Who should take a holiday, and who can stay put?

Unfortunately, this study does not clearly answer the question. Patients at high risk for spine fracture, including those with a previous fracture, appeared to fare better if they continued treatment. Patients at lower risk did equally well whether they stopped or continued alendronate. This suggests that it would be appropriate to stop treatment in women who are not at high risk, including women who do not have osteoporosis by BMD criteria and have not experienced a fragility fracture since menopause.

The reason for stopping therapy in patients at low risk is because there was no added benefit observed with continued treatment, not because of concerns about risk.

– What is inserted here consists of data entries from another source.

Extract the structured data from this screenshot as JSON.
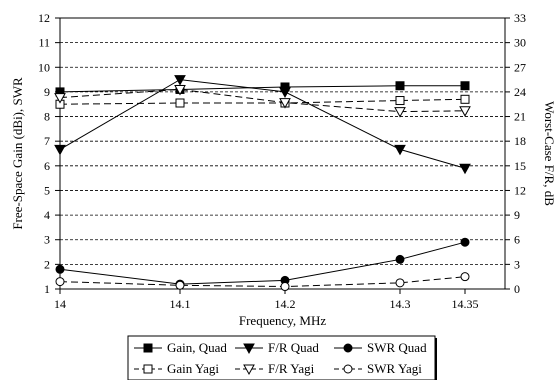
{
  "chart_data": {
    "type": "line",
    "x": [
      14,
      14.1,
      14.2,
      14.3,
      14.35
    ],
    "x_tick_labels": [
      "14",
      "14.1",
      "14.2",
      "14.3",
      "14.35"
    ],
    "xlabel": "Frequency, MHz",
    "ylabel": "Free-Space Gain (dBi), SWR",
    "y2label": "Worst-Case F/R, dB",
    "ylim": [
      1,
      12
    ],
    "y2lim": [
      0,
      33
    ],
    "y_ticks": [
      1,
      2,
      3,
      4,
      5,
      6,
      7,
      8,
      9,
      10,
      11,
      12
    ],
    "y2_ticks": [
      0,
      3,
      6,
      9,
      12,
      15,
      18,
      21,
      24,
      27,
      30,
      33
    ],
    "grid": "horizontal dashed",
    "legend_position": "bottom",
    "series": [
      {
        "name": "Gain, Quad",
        "axis": "left",
        "values": [
          9.0,
          9.1,
          9.2,
          9.25,
          9.25
        ],
        "marker": "filled-square",
        "dash": "solid"
      },
      {
        "name": "F/R Quad",
        "axis": "right",
        "values": [
          17.0,
          25.5,
          24.0,
          17.0,
          14.7
        ],
        "marker": "filled-triangle-down",
        "dash": "solid"
      },
      {
        "name": "SWR Quad",
        "axis": "left",
        "values": [
          1.8,
          1.2,
          1.35,
          2.2,
          2.9
        ],
        "marker": "filled-circle",
        "dash": "solid"
      },
      {
        "name": "Gain Yagi",
        "axis": "left",
        "values": [
          8.5,
          8.55,
          8.55,
          8.65,
          8.7
        ],
        "marker": "open-square",
        "dash": "dashed"
      },
      {
        "name": "F/R Yagi",
        "axis": "right",
        "values": [
          23.3,
          24.3,
          22.7,
          21.6,
          21.7
        ],
        "marker": "open-triangle-down",
        "dash": "dashed"
      },
      {
        "name": "SWR Yagi",
        "axis": "left",
        "values": [
          1.3,
          1.15,
          1.1,
          1.25,
          1.5
        ],
        "marker": "open-circle",
        "dash": "dashed"
      }
    ]
  }
}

When should the holiday end?

If treatment is stopped, the clinical question of whether and when to restart treatment becomes a challenge. The changes in bone density after treatment is stopped are too small to discern in individual patients. In theory, monitoring one or more bone-turnover markers is a more sensitive way to determine when the effects of bisphosphonates on skeletal remodeling are dissipating, but this approach is backed by very little clinical experience.

Another unresolved issue is whether the response after stopping treatment is the same in patients taking risedronate, ibandronate, or lower doses of alendronate.